Did you know that the carved stone crosses of the Isle of Man show many familiar Viking heroes? Many of these characters have appeared in comic books and you may have seen them appear in your favourite films.  These carvings not only show Viking Gods and Goddesses, but their artwork also tells us about how Christianity was adapted into lives of people who lived on the Island and how their lives changed through the invasion and settlement of Scandinavian people.

Exciting news! Manx National Heritage has worked with partners at Lancaster University, the University of Southampton, and Knowledge Integration to create 3D digital images of all 210 of the Manx crosses. You can find them all here www.imuseum.im

You can also watch the video below to learn how museum conservator Chris Weeks has worked to conserve the Manx Crosses.

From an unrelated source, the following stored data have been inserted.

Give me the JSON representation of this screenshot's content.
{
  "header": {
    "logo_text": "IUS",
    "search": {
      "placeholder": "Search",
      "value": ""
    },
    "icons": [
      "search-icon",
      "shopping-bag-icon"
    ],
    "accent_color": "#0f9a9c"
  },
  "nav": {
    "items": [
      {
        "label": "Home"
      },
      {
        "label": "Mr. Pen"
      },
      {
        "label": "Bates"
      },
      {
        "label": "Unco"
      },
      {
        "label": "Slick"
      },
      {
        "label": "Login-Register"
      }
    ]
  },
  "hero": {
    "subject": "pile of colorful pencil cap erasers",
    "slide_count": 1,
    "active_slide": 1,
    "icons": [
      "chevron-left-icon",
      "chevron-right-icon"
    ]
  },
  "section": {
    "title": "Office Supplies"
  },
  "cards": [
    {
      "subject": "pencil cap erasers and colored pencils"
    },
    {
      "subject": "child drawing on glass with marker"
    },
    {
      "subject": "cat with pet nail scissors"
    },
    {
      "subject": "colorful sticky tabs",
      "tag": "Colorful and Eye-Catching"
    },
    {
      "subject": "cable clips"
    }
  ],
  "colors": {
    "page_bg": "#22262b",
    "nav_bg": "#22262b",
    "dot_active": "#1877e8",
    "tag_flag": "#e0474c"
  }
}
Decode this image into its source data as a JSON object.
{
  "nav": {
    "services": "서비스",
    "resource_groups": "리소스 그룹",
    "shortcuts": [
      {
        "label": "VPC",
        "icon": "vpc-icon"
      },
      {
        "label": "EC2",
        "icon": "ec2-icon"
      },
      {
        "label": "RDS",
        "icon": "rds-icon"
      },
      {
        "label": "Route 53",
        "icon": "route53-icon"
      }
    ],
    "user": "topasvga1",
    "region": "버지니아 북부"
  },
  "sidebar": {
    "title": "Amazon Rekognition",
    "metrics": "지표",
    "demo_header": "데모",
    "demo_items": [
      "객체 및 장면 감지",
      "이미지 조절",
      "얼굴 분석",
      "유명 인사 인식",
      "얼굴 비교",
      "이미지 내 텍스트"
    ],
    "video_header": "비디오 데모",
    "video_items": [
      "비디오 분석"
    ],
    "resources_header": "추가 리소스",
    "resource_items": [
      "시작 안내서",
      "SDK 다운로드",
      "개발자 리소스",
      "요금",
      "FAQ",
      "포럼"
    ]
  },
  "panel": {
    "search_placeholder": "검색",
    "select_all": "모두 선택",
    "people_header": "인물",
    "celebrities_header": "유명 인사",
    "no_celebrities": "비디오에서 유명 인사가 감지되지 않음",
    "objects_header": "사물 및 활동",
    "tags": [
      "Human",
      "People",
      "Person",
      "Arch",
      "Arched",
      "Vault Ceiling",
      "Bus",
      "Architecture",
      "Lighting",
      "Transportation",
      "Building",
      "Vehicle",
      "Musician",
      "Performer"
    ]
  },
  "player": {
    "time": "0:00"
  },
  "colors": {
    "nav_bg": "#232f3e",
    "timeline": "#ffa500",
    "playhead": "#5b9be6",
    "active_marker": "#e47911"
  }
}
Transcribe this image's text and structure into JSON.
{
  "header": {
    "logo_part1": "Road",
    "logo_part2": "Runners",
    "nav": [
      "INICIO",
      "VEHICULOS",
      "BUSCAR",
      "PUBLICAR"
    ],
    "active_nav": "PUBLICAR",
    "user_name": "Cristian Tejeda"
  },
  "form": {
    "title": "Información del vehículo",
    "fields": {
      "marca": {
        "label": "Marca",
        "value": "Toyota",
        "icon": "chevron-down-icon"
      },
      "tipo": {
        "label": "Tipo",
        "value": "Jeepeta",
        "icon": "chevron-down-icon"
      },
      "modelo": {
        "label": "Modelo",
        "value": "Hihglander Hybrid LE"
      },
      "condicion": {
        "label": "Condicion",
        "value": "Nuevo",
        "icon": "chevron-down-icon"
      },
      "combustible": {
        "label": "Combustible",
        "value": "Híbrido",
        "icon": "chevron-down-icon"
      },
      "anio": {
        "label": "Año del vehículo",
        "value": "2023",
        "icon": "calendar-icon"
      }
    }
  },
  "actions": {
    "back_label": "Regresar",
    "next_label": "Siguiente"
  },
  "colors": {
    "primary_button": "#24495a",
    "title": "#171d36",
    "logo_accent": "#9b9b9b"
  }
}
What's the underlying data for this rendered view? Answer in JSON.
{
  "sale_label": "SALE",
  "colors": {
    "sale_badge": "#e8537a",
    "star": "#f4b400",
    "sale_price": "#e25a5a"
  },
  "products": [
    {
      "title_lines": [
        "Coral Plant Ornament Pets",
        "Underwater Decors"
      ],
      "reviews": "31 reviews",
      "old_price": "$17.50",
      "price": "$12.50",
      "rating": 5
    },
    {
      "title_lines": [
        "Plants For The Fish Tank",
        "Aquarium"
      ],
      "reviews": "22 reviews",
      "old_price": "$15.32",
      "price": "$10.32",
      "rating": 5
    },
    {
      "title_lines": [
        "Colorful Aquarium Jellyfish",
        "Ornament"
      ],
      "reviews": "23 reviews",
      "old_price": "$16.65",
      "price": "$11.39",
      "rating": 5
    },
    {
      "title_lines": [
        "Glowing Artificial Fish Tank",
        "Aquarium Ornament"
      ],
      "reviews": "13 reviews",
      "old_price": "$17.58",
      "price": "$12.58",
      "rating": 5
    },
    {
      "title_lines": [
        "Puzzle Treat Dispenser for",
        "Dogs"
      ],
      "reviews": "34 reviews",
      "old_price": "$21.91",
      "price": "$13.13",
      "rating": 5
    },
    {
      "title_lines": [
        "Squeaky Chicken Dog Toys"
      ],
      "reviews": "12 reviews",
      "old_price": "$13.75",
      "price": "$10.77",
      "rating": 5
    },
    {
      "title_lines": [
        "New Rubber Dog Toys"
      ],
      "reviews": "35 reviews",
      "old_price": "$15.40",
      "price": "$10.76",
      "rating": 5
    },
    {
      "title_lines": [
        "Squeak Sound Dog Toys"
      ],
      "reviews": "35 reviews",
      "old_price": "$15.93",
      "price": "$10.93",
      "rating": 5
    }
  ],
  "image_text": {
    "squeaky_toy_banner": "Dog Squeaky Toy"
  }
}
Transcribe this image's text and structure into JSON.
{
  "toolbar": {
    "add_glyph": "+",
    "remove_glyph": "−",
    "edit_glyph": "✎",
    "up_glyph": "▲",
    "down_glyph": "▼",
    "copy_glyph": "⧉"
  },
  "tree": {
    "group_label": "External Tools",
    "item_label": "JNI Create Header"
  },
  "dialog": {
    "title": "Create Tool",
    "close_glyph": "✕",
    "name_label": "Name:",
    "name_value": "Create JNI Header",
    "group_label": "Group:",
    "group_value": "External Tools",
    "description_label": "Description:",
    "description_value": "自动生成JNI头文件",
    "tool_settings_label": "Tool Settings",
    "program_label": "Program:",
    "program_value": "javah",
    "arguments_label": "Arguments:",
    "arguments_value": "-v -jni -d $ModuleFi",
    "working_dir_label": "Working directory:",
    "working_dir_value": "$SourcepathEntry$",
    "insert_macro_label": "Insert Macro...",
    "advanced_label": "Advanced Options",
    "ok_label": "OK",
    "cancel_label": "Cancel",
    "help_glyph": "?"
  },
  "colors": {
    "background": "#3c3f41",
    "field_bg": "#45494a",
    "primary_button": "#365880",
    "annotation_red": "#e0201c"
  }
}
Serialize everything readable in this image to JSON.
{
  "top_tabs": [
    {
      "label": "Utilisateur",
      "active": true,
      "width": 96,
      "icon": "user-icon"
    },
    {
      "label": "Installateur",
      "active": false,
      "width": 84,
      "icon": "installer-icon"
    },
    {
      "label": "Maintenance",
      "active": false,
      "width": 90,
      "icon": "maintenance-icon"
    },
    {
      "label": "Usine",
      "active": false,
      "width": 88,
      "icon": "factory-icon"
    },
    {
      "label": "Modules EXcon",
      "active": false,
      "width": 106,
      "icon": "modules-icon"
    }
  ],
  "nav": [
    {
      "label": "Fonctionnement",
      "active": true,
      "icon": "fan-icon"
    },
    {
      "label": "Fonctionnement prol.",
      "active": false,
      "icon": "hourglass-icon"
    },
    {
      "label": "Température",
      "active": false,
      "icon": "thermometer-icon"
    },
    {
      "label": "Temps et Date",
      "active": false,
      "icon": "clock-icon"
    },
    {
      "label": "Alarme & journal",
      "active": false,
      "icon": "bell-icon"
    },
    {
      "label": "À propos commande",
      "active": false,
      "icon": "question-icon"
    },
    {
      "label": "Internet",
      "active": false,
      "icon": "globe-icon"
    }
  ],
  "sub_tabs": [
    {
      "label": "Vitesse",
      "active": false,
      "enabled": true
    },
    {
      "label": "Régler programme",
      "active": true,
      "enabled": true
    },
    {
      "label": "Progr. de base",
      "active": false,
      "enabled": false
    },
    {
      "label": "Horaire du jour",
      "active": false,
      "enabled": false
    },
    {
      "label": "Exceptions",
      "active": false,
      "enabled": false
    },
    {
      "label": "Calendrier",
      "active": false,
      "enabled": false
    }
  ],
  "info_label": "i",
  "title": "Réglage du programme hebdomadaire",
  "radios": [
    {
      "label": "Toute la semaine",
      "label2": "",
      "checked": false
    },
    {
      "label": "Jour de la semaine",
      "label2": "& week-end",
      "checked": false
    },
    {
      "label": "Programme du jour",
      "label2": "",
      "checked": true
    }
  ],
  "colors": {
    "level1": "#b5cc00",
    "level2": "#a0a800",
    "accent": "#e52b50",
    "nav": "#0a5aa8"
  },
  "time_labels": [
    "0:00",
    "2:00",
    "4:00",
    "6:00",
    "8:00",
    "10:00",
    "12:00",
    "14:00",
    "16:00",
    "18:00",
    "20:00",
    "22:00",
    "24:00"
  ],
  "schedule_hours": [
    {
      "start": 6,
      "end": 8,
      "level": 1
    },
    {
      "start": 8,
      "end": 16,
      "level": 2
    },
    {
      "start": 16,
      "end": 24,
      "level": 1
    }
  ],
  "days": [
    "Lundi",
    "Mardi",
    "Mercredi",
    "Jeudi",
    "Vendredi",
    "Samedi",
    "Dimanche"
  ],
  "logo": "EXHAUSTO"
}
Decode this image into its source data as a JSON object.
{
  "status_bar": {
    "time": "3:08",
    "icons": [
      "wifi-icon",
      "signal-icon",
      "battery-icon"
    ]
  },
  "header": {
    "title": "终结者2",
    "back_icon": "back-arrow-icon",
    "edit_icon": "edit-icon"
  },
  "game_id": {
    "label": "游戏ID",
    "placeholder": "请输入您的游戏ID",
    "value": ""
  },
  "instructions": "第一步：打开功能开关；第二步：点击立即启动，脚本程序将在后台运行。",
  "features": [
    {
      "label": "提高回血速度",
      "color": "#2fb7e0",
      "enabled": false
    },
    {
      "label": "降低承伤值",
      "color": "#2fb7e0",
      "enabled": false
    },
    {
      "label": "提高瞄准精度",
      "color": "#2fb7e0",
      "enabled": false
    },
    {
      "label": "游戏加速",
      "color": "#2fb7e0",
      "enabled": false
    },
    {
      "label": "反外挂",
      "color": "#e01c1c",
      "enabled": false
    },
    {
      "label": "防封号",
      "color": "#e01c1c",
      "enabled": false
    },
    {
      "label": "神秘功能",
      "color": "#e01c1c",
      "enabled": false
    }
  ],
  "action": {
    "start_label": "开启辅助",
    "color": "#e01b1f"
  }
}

Let’s find out more about Sigurd the Dragon Slayer.

Artwork by Juan Moore.

Sigurd is a legendary hero of  Norse mythology. In the sagas Sigurd agrees to kill Fafnir  the dragon in a heroic journey to retrieve a hoard of gold and gems. It is in these stories that we learn that Fafnir was previously a dwarf who had turned himself into a dragon in order to be better able to guard the gold that he so desired.

Fafnir the Dragon

In the Icelandic tales called the Volsunga Saga, Fafnir is a dwarf with a powerful arm and fearless soul. He guards his father’s house of glittering gold and flashing gems. He is the strongest and most powerful of his brothers.  In the stories shown in the Manx Crosses Fafnir can be seen carved as a writhing interlacing creature.  Why not try to draw your own interlacing dragon?

 

Loki the Trickster

In the Sigurd Story carved on the Maughold cross (number 122) the Norse god Loki throws a stone and kills a shape shifting monster called Otr.  Otr’s brother is Fafnir. It is at this point that Fafnir the dwarf becomes so consumed with greed that he turns into a dragon. Sigurd eventually kills Fafnir and takes his treasure, which he loads onto his horse, Grani.

Odin

Odin lived in Asgard, the home of the Norse gods. As well as being god of war, battle, victory and death, he was also the god of magic, poetry, fortune-telling and knowledge. Odin is often pictured with a very long white beard which reached down below his knees and a walking stick or staff. He is know to be accompanied by his two ravens Huginn and Muninn, Huginn meaning memory and Muninn meaning thought.  Legend has it that Odin gave his eye for the gift of wisdom!

Illustration of Odin by artist Juan Moore

Heimdall

The god Heimdall is famously know for sounding a horn called Gjallarhorn. This is pronounced yahl-lahr-hawrn can you try to say it? His home in the ‘sky cliffs’ above the burning rainbow bridge called Bifröst. Heimdall’s main job is to see into the future whilst keeping watch for invaders and the onset of Ragnarök. Here he watches and listens, holding at the ready the horn, which he sounds when intruders are approaching.